Differential Geometry

Gaussian and Mean Curvature

A sheet of paper rolls into a cylinder without a single wrinkle. It cannot cover a sphere without tearing. This is not a question of material stiffness: Gaussian curvature K of a cylinder is zero, of a sphere it is positive. Gauss proved in 1827 that K does not change under bending without stretching - the Theorema Egregium. Cartographers have known since then: a world map without distortion cannot be drawn. GPS knows it too: without the general relativistic curvature correction, navigation error would be 11 km per day.

  • **Manifold learning:** UMAP, t-SNE, Isomap all operate on the curvature of the data space; the projection to 2D distorts exactly what K prevents from being preserved
  • **3D smoothing:** mean curvature flow removes noise from LiDAR and MRI scans while preserving geometric features
  • **Computer graphics:** adaptive mesh tessellation allocates triangles by curvature - sparse where K ~ 0, dense where curvature is large
  • **GPS and general relativity:** Earth's spacetime is slightly curved - curvature correction is mandatory in onboard navigation software

Предварительные знания

  • The Second Fundamental Form

First and Second Fundamental Forms

**Two questions about a surface.** First: how are distances and angles measured without leaving it? Second: how does the surface bend relative to the ambient space? Each question has its own form - first and second. Together they encode all of the geometry.
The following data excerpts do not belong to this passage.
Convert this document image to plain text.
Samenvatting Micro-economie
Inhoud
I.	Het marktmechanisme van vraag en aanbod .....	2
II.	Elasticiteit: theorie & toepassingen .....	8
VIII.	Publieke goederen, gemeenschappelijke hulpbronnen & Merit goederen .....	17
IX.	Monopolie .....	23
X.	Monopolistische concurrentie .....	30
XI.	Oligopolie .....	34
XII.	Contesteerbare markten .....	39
The **first fundamental form** I = E du^2 + 2F du dv + G dv^2 is the metric tensor of the surface. Coefficients: E = r_u·r_u, F = r_u·r_v, G = r_v·r_v. Arc lengths, angles between curves, areas of regions - all come from I. This is intrinsic geometry: a bug living on the surface, unaware of the third dimension, works exclusively with I.

The **second fundamental form** II = L du^2 + 2M du dv + N dv^2 measures how the surface deviates from its tangent plane. Coefficients: L = r_uu·n, M = r_uv·n, N = r_vv·n, where n is the unit normal. This is extrinsic geometry - visible from the ambient R^3. Manifold learning algorithms (UMAP, t-SNE, Isomap) navigate exactly this dichotomy: intrinsic distances versus extrinsic coordinates.

FormCoefficientsWhat it measures
I (first)E = r_u·r_u, F = r_u·r_v, G = r_v·r_vLengths, angles, areas - intrinsic geometry
II (second)L = r_uu·n, M = r_uv·n, N = r_vv·nBending of the surface - extrinsic geometry

**Shape operator** S = I^(-1) * II links both forms. Principal curvatures κ₁, κ₂ are eigenvalues of S. Key formulas: K = (LN - M^2)/(EG - F^2), H = (EN - 2FM + GL)/(2(EG - F^2)).

For a cylinder of radius R (axis along z), r_vv = 0 along the generator. What does this imply for the second fundamental form?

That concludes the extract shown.